Die Praxis in der Sportwissenschaft nicht vergessen

In einem offenen Brief appelliert der Fakultätentag Sport an die Hochschulrektorenkonferenz (HRK) die besonderen Bedürfnisse der Sportwissenschaft zu berücksichtigen.

Für Sportstudierende ist auch die Praxis wichtiger Bestandteil ihrer Ausbildung. Foto: picture-alliance
Für Sportstudierende ist auch die Praxis wichtiger Bestandteil ihrer Ausbildung. Foto: picture-alliance

Der Brief im Wortlaut:

Im Zuge der Auswirkungen der Covid-19-Pandemie in Deutschland hat sich die Hochschulrektorenkonferenz (HRK) frühzeitig für die Durchführung des Sommersemesters 2020 als Online-Semester mit digitalen Lehrveranstaltungen ausgesprochen und warnt aktuell vor einer frühzeitigen Rückkehr in den Präsenzmodus. Wir als Fakultätentag Sportwissenschaft respektieren und unterstützen dies ebenso wie alle länderseitigen Maßnahmen, die zur weiteren Eindämmung und zum baldigen Verschwinden der Pandemie beitragen können.

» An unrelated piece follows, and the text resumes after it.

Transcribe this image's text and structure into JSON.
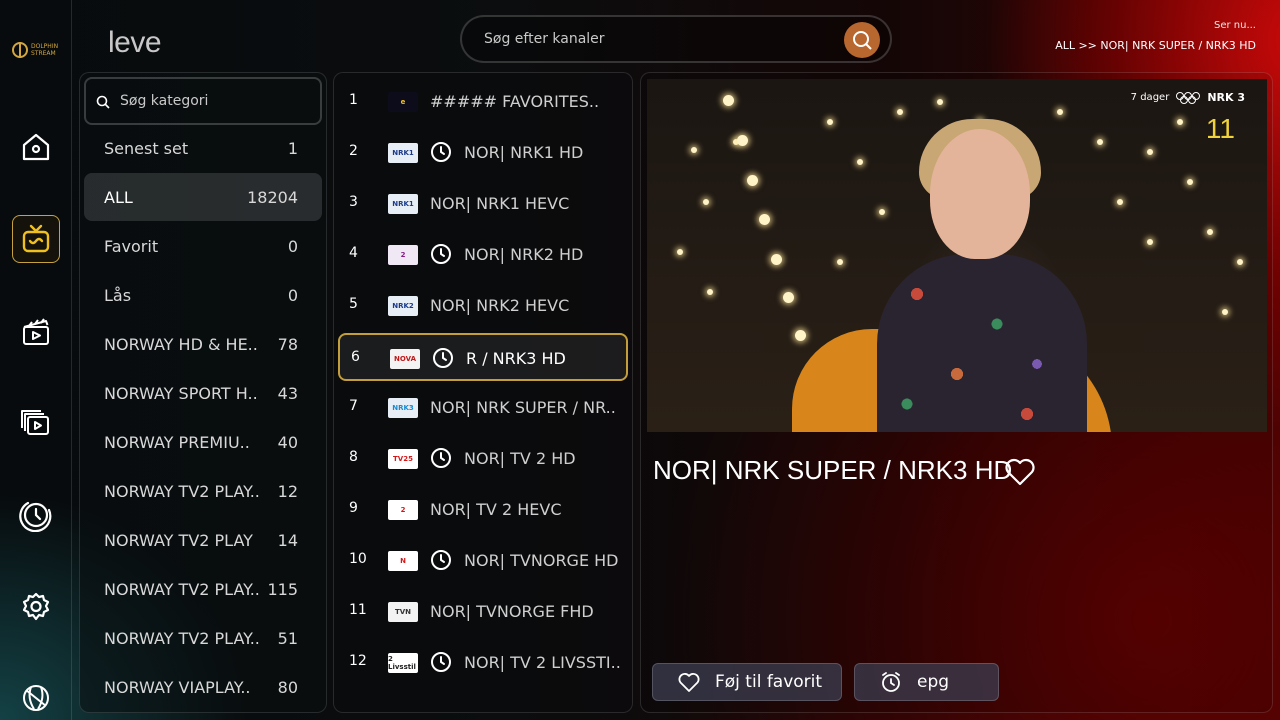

Gleichzeitig ist es uns als Fachvertretung ein wichtiges Anliegen darauf hinzuweisen, dass die Sportwissenschaft bzw. der Sport als Studienfach von den Einschränkungen an den Hochschulen in Lehre und Forschung in besonderer Weise betroffen ist. Insofern nehmen wir mit Verwunderung zur Kenntnis, dass selbst in den jüngsten Verlautbarungen der HRK zwar an mehreren Stellen von den Musik- und Kunsthochschulen, nicht aber vom Fach Sport bzw. Sportwissenschaft die Rede ist. Das Fach Sport bzw. Sportwissenschaft studieren gegenwärtig an den rund 60 Fakultäten (z. B. in München, Leipzig, Bochum) und Instituten der Universitäten (z. B. in Mainz, Frankfurt, Hamburg, Jena) einschließlich der Pädagogischen Hochschulen (z. B. in Baden-Württemberg) knapp 30.000 junge Menschen, davon rund die Hälfte in den verschiedenen Lehramtsstudiengängen. Die Deutsche Sporthochschule Köln ist mit über 6.000 Studierenden die größte Lehr- und Forschungseinrichtung in unserem Fach in Deutschland.

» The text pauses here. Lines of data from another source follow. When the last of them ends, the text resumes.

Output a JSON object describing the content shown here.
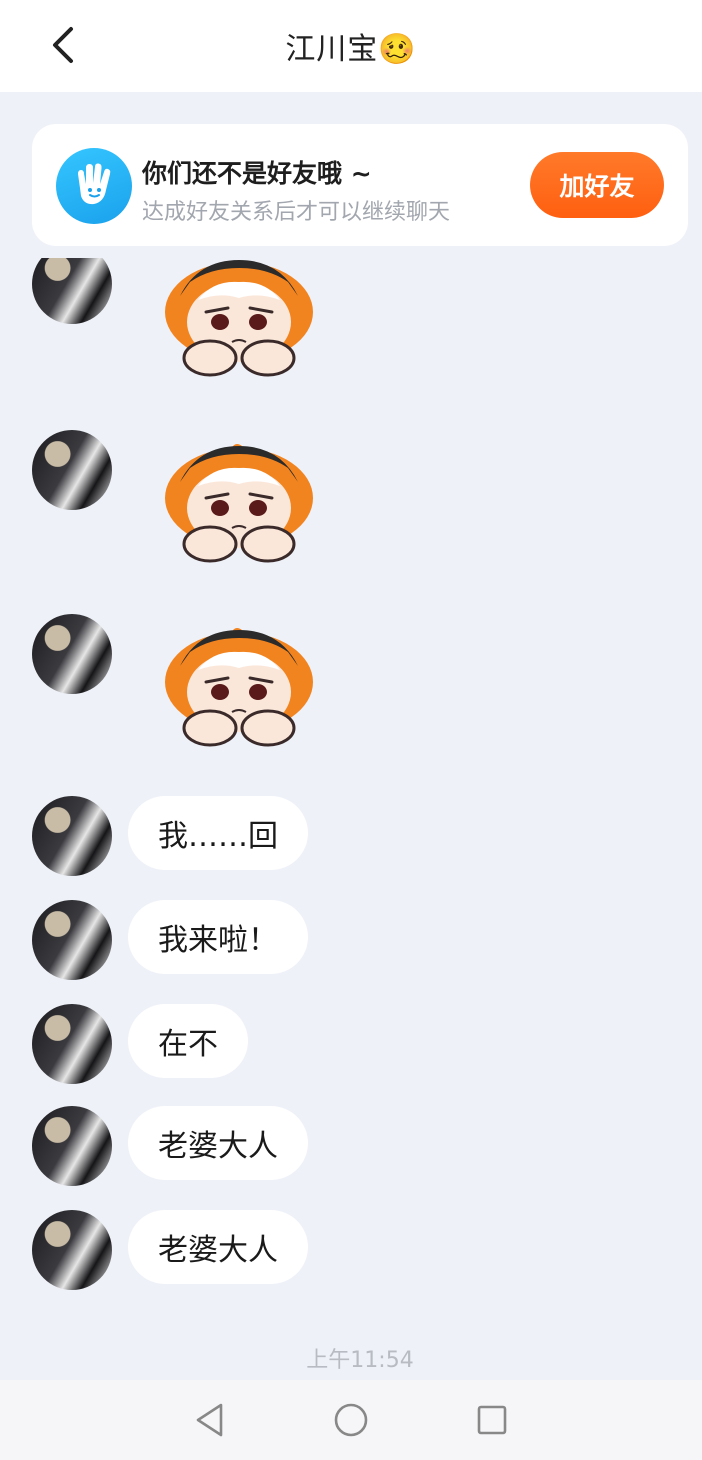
{
  "header": {
    "title": "江川宝🥴",
    "back_icon": "chevron-left-icon"
  },
  "friend_banner": {
    "icon": "waving-hand-icon",
    "title": "你们还不是好友哦 ~",
    "subtitle": "达成好友关系后才可以继续聊天",
    "add_button_label": "加好友",
    "accent_color": "#ff6a1a"
  },
  "messages": [
    {
      "type": "sticker",
      "sticker": "sad-anime-girl-sticker"
    },
    {
      "type": "sticker",
      "sticker": "sad-anime-girl-sticker"
    },
    {
      "type": "sticker",
      "sticker": "sad-anime-girl-sticker"
    },
    {
      "type": "text",
      "text": "我……回"
    },
    {
      "type": "text",
      "text": "我来啦！"
    },
    {
      "type": "text",
      "text": "在不"
    },
    {
      "type": "text",
      "text": "老婆大人"
    },
    {
      "type": "text",
      "text": "老婆大人"
    }
  ],
  "timestamp": "上午11:54",
  "navbar": {
    "back": "triangle-back-icon",
    "home": "circle-home-icon",
    "recents": "square-recents-icon"
  }
}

Das Studium im Fach Sport bzw. in der Sportwissenschaft ist originär geprägt durch einen hohen Anteil an praktischen Lehrformaten ähnlich wie in den Studiengängen der Fachrichtungen Musik und Kunst. In unserem Fach handelt es sich vornehmlich um vielfältige methodisch-didaktische Lehrveranstaltungen im Bereich der Theorie und Praxis der Sportarten (z. B. Leichtathletik, Gerätturnen, Ballspiele wie Handball, Volleyball, Hockey etc.) bzw. in Bewegungsfeldern (z. B. Ringen und Raufen, Rollen und Gleiten); ferner sind Exkursionen (z. B. im Wassersport, Skifahren) und Praktika (z. B. in der Schule, Sportverein) feste Bestandteile des Studiums. Diese Lehrveranstaltungen lassen sich nicht durchgängig online bzw. virtuell durchführen, sondern „leben“ von körperlichen Erfahrungen in Bewegung, zumal die Studierenden hier auch praktische Prüfungen zu erbringen haben.

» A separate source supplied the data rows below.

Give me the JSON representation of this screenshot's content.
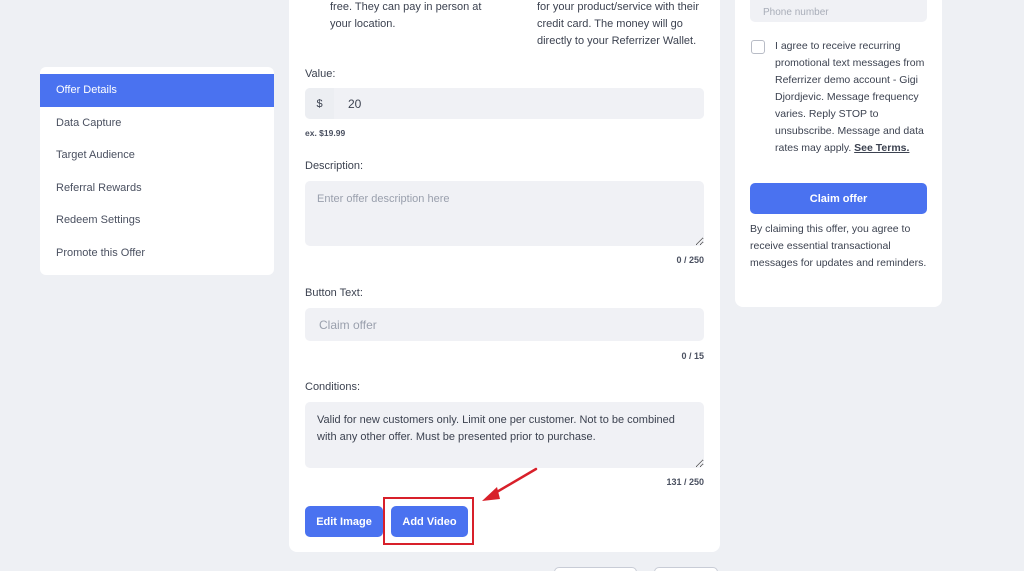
{
  "sidebar": {
    "items": [
      {
        "label": "Offer Details"
      },
      {
        "label": "Data Capture"
      },
      {
        "label": "Target Audience"
      },
      {
        "label": "Referral Rewards"
      },
      {
        "label": "Redeem Settings"
      },
      {
        "label": "Promote this Offer"
      }
    ]
  },
  "form": {
    "top_left_text_1": "free. They can pay in person at",
    "top_left_text_2": "your location.",
    "top_right_text_1": "for your product/service with their",
    "top_right_text_2": "credit card. The money will go",
    "top_right_text_3": "directly to your Referrizer Wallet.",
    "value_label": "Value:",
    "currency_symbol": "$",
    "value": "20",
    "value_hint": "ex. $19.99",
    "description_label": "Description:",
    "description_placeholder": "Enter offer description here",
    "description_counter": "0 / 250",
    "button_text_label": "Button Text:",
    "button_text_placeholder": "Claim offer",
    "button_text_counter": "0 / 15",
    "conditions_label": "Conditions:",
    "conditions_value": "Valid for new customers only. Limit one per customer. Not to be combined with any other offer. Must be presented prior to purchase.",
    "conditions_counter": "131 / 250",
    "edit_image_label": "Edit Image",
    "add_video_label": "Add Video"
  },
  "preview": {
    "phone_placeholder": "Phone number",
    "consent_text": "I agree to receive recurring promotional text messages from Referrizer demo account - Gigi Djordjevic. Message frequency varies. Reply STOP to unsubscribe. Message and data rates may apply. ",
    "terms_link": "See Terms.",
    "claim_button": "Claim offer",
    "claim_note": "By claiming this offer, you agree to receive essential transactional messages for updates and reminders."
  },
  "colors": {
    "accent": "#4a72f0",
    "highlight": "#d8202a"
  }
}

Die Vermittlung solcher sportart- bzw. bewegungsfeldbezogenen Kompetenzen gehört seit jeher zum identitätsstiftenden Kern des Studiums mit unterschied-lichen Anteilen quer durch alle Studiengänge bzw. für alle Studienabschlüsse.

Nähere Angaben zur Ausgestaltung dieser speziellen Lehr-Lern-Formate finden sich sowohl im „Memorandum Sportwissenschaft“ (September 2017) als auch im jüngsten „Kerncurriculum Ein-Fach-Bachelor Sportwissenschaft“ (September 2017). Beide Denkschriften wurden kollegial und konsensual vom Fakultätentag Sportwissenschaft (FSW) u. a. zusammen mit der Deutschen Vereinigung für Sportwissenschaft (dvs) erarbeitet und verabschiedet. Der Fakultätentag Sportwissenschaft ist bestrebt, an der Umsetzung der dort verfassten Eckpunkte und Forderungen zur weiteren Profilstärkung unseres Faches an den Hochschulen mitzuwirken.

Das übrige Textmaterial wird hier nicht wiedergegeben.